La Québécoise Nathalie Morin a affirmé à La Presse avoir été repoussée à l'extérieur de l'enceinte de l'ambassade du Canada à Riyad où elle s'était réfugiée. 

Annabelle Blais LA PRESSE

Lundi matin, elle et sa famille avaient parcouru les 400 km qui séparent Dammam et la capitale pour obtenir de l'aide afin de revenir au Canada. « C'était ma dernière option », a-t-elle déclaré au téléphone.

Nathalie Morin est retenue en Arabie saoudite, où elle était partie rejoindre son conjoint saoudien en mars 2005. Le père ne s'oppose plus au départ de sa famille, qu'il a reconduite à Riyad.

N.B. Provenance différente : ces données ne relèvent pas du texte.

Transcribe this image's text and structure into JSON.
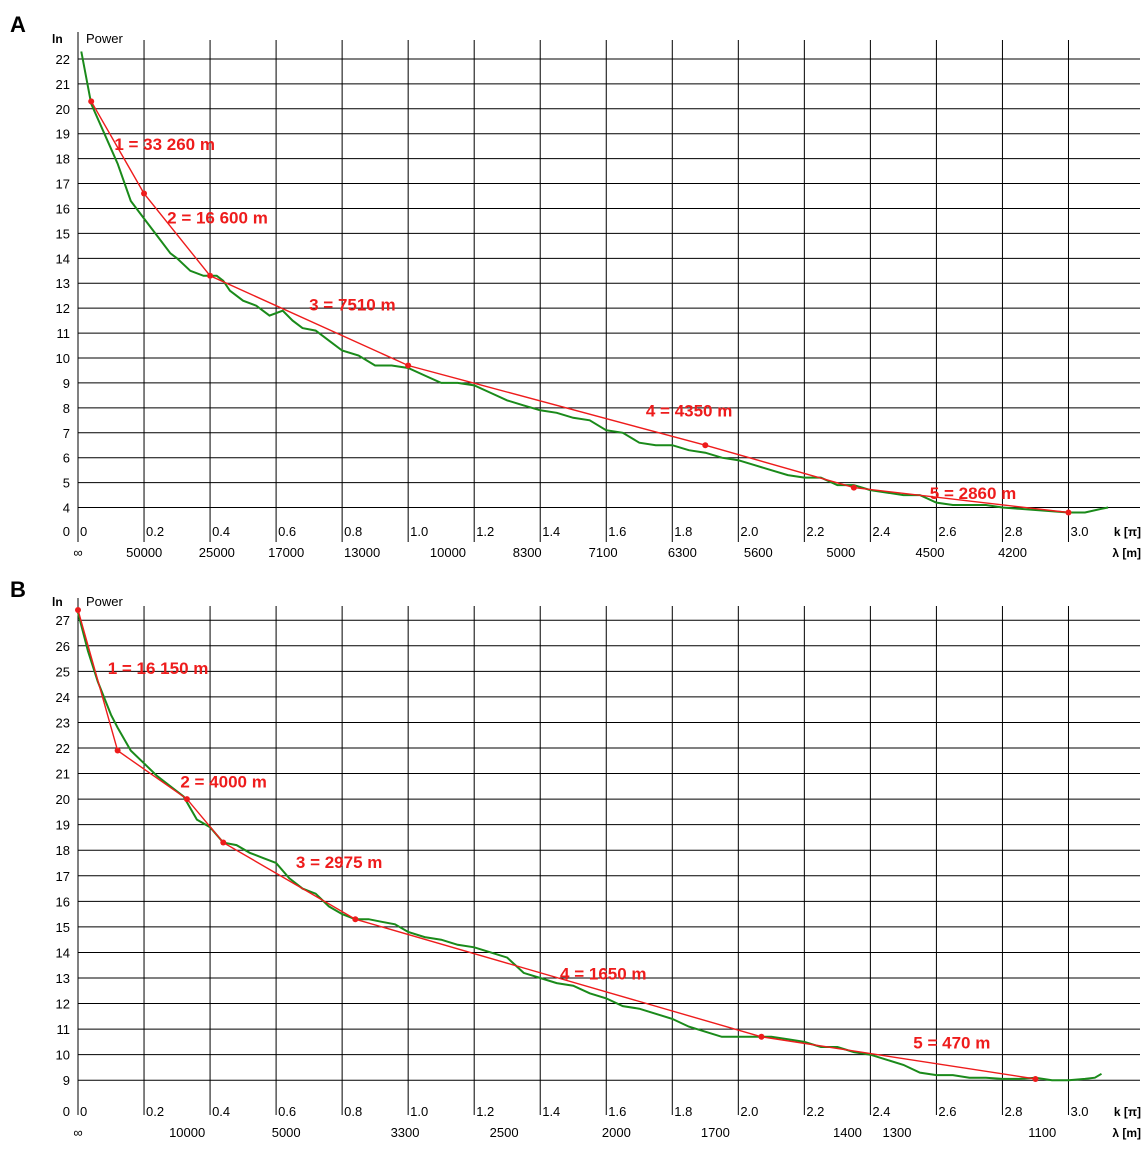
{
  "colors": {
    "grid": "#000000",
    "measured": "#1a8a1a",
    "fit": "#ee1c1c"
  },
  "chart_data": [
    {
      "type": "line",
      "panel_label": "A",
      "ylabel": "ln",
      "ylabel2": "Power",
      "xlabel": "k [π]",
      "xlabel2": "λ [m]",
      "xlim": [
        0,
        3.15
      ],
      "ylim": [
        3.5,
        22.6
      ],
      "yticks": [
        4,
        5,
        6,
        7,
        8,
        9,
        10,
        11,
        12,
        13,
        14,
        15,
        16,
        17,
        18,
        19,
        20,
        21,
        22
      ],
      "y_origin_label": "0",
      "xticks": [
        "0",
        "0.2",
        "0.4",
        "0.6",
        "0.8",
        "1.0",
        "1.2",
        "1.4",
        "1.6",
        "1.8",
        "2.0",
        "2.2",
        "2.4",
        "2.6",
        "2.8",
        "3.0"
      ],
      "xtick_values": [
        0,
        0.2,
        0.4,
        0.6,
        0.8,
        1.0,
        1.2,
        1.4,
        1.6,
        1.8,
        2.0,
        2.2,
        2.4,
        2.6,
        2.8,
        3.0
      ],
      "lambda_ticks": [
        {
          "k": 0.0,
          "label": "∞"
        },
        {
          "k": 0.14,
          "label": "50000"
        },
        {
          "k": 0.36,
          "label": "25000"
        },
        {
          "k": 0.57,
          "label": "17000"
        },
        {
          "k": 0.8,
          "label": "13000"
        },
        {
          "k": 1.06,
          "label": "10000"
        },
        {
          "k": 1.3,
          "label": "8300"
        },
        {
          "k": 1.53,
          "label": "7100"
        },
        {
          "k": 1.77,
          "label": "6300"
        },
        {
          "k": 2.0,
          "label": "5600"
        },
        {
          "k": 2.25,
          "label": "5000"
        },
        {
          "k": 2.52,
          "label": "4500"
        },
        {
          "k": 2.77,
          "label": "4200"
        }
      ],
      "series": [
        {
          "role": "measured",
          "x": [
            0.01,
            0.04,
            0.08,
            0.12,
            0.16,
            0.2,
            0.24,
            0.28,
            0.3,
            0.34,
            0.38,
            0.42,
            0.44,
            0.46,
            0.5,
            0.54,
            0.58,
            0.62,
            0.65,
            0.68,
            0.72,
            0.76,
            0.8,
            0.85,
            0.9,
            0.95,
            1.0,
            1.05,
            1.1,
            1.15,
            1.2,
            1.25,
            1.3,
            1.35,
            1.4,
            1.45,
            1.5,
            1.55,
            1.6,
            1.65,
            1.7,
            1.75,
            1.8,
            1.85,
            1.9,
            1.95,
            2.0,
            2.05,
            2.1,
            2.15,
            2.2,
            2.25,
            2.3,
            2.35,
            2.4,
            2.45,
            2.5,
            2.55,
            2.6,
            2.65,
            2.7,
            2.75,
            2.8,
            2.85,
            2.9,
            2.95,
            3.0,
            3.05,
            3.1,
            3.12
          ],
          "y": [
            22.3,
            20.2,
            19.0,
            17.8,
            16.3,
            15.6,
            14.9,
            14.2,
            14.0,
            13.5,
            13.3,
            13.3,
            13.1,
            12.7,
            12.3,
            12.1,
            11.7,
            11.9,
            11.5,
            11.2,
            11.1,
            10.7,
            10.3,
            10.1,
            9.7,
            9.7,
            9.6,
            9.3,
            9.0,
            9.0,
            8.9,
            8.6,
            8.3,
            8.1,
            7.9,
            7.8,
            7.6,
            7.5,
            7.1,
            7.0,
            6.6,
            6.5,
            6.5,
            6.3,
            6.2,
            6.0,
            5.9,
            5.7,
            5.5,
            5.3,
            5.2,
            5.2,
            4.9,
            4.9,
            4.7,
            4.6,
            4.5,
            4.5,
            4.2,
            4.1,
            4.1,
            4.1,
            4.0,
            3.95,
            3.9,
            3.85,
            3.8,
            3.8,
            3.95,
            4.0
          ]
        },
        {
          "role": "fit",
          "x": [
            0.04,
            0.2,
            0.4,
            1.0,
            1.9,
            2.35,
            3.0
          ],
          "y": [
            20.3,
            16.6,
            13.3,
            9.7,
            6.5,
            4.8,
            3.8
          ]
        }
      ],
      "annotations": [
        {
          "text": "1 = 33 260 m",
          "x": 0.11,
          "y": 18.35
        },
        {
          "text": "2 = 16 600 m",
          "x": 0.27,
          "y": 15.4
        },
        {
          "text": "3 = 7510 m",
          "x": 0.7,
          "y": 11.9
        },
        {
          "text": "4 = 4350 m",
          "x": 1.72,
          "y": 7.65
        },
        {
          "text": "5 = 2860 m",
          "x": 2.58,
          "y": 4.35
        }
      ]
    },
    {
      "type": "line",
      "panel_label": "B",
      "ylabel": "ln",
      "ylabel2": "Power",
      "xlabel": "k [π]",
      "xlabel2": "λ [m]",
      "xlim": [
        0,
        3.15
      ],
      "ylim": [
        8.5,
        27.4
      ],
      "yticks": [
        9,
        10,
        11,
        12,
        13,
        14,
        15,
        16,
        17,
        18,
        19,
        20,
        21,
        22,
        23,
        24,
        25,
        26,
        27
      ],
      "y_origin_label": "0",
      "xticks": [
        "0",
        "0.2",
        "0.4",
        "0.6",
        "0.8",
        "1.0",
        "1.2",
        "1.4",
        "1.6",
        "1.8",
        "2.0",
        "2.2",
        "2.4",
        "2.6",
        "2.8",
        "3.0"
      ],
      "xtick_values": [
        0,
        0.2,
        0.4,
        0.6,
        0.8,
        1.0,
        1.2,
        1.4,
        1.6,
        1.8,
        2.0,
        2.2,
        2.4,
        2.6,
        2.8,
        3.0
      ],
      "lambda_ticks": [
        {
          "k": 0.0,
          "label": "∞"
        },
        {
          "k": 0.27,
          "label": "10000"
        },
        {
          "k": 0.57,
          "label": "5000"
        },
        {
          "k": 0.93,
          "label": "3300"
        },
        {
          "k": 1.23,
          "label": "2500"
        },
        {
          "k": 1.57,
          "label": "2000"
        },
        {
          "k": 1.87,
          "label": "1700"
        },
        {
          "k": 2.27,
          "label": "1400"
        },
        {
          "k": 2.42,
          "label": "1300"
        },
        {
          "k": 2.86,
          "label": "1100"
        }
      ],
      "series": [
        {
          "role": "measured",
          "x": [
            0.0,
            0.03,
            0.06,
            0.1,
            0.12,
            0.16,
            0.2,
            0.24,
            0.28,
            0.32,
            0.36,
            0.4,
            0.44,
            0.48,
            0.52,
            0.56,
            0.6,
            0.64,
            0.68,
            0.72,
            0.76,
            0.8,
            0.84,
            0.88,
            0.92,
            0.96,
            1.0,
            1.05,
            1.1,
            1.15,
            1.2,
            1.25,
            1.3,
            1.35,
            1.4,
            1.45,
            1.5,
            1.55,
            1.6,
            1.65,
            1.7,
            1.75,
            1.8,
            1.85,
            1.9,
            1.95,
            2.0,
            2.05,
            2.1,
            2.15,
            2.2,
            2.25,
            2.3,
            2.35,
            2.4,
            2.45,
            2.5,
            2.55,
            2.6,
            2.65,
            2.7,
            2.75,
            2.8,
            2.85,
            2.9,
            2.95,
            3.0,
            3.05,
            3.08,
            3.1
          ],
          "y": [
            27.3,
            25.8,
            24.6,
            23.3,
            22.8,
            21.9,
            21.4,
            20.9,
            20.5,
            20.1,
            19.2,
            18.9,
            18.3,
            18.2,
            17.9,
            17.7,
            17.5,
            16.9,
            16.5,
            16.3,
            15.8,
            15.5,
            15.3,
            15.3,
            15.2,
            15.1,
            14.8,
            14.6,
            14.5,
            14.3,
            14.2,
            14.0,
            13.8,
            13.2,
            13.0,
            12.8,
            12.7,
            12.4,
            12.2,
            11.9,
            11.8,
            11.6,
            11.4,
            11.1,
            10.9,
            10.7,
            10.7,
            10.7,
            10.7,
            10.6,
            10.5,
            10.3,
            10.3,
            10.1,
            10.0,
            9.8,
            9.6,
            9.3,
            9.2,
            9.2,
            9.1,
            9.1,
            9.05,
            9.05,
            9.1,
            9.0,
            9.0,
            9.05,
            9.1,
            9.25
          ]
        },
        {
          "role": "fit",
          "x": [
            0.0,
            0.12,
            0.33,
            0.44,
            0.84,
            2.07,
            2.9
          ],
          "y": [
            27.4,
            21.9,
            20.0,
            18.3,
            15.3,
            10.7,
            9.05
          ]
        }
      ],
      "annotations": [
        {
          "text": "1 = 16 150 m",
          "x": 0.09,
          "y": 24.9
        },
        {
          "text": "2 = 4000 m",
          "x": 0.31,
          "y": 20.45
        },
        {
          "text": "3 = 2975 m",
          "x": 0.66,
          "y": 17.3
        },
        {
          "text": "4 = 1650 m",
          "x": 1.46,
          "y": 12.95
        },
        {
          "text": "5 = 470 m",
          "x": 2.53,
          "y": 10.25
        }
      ]
    }
  ]
}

Mme Morin affirme être entrée dans l'ambassade, mais ses deux fils et sa fille s'en sont vu refuser l'accès. Selon Mme Morin, ses enfants, qui auraient un passeport canadien, se sont retrouvés seuls devant des portes closes jusqu'à ce que leur père revienne les chercher.

Mme Morin, enceinte de 7 mois, soutient qu'elle a littéralement été poussée vers la sortie par un agent de sécurité. Le ministère des Affaires étrangères du Canada refuse de révéler des détails liés à ce dossier.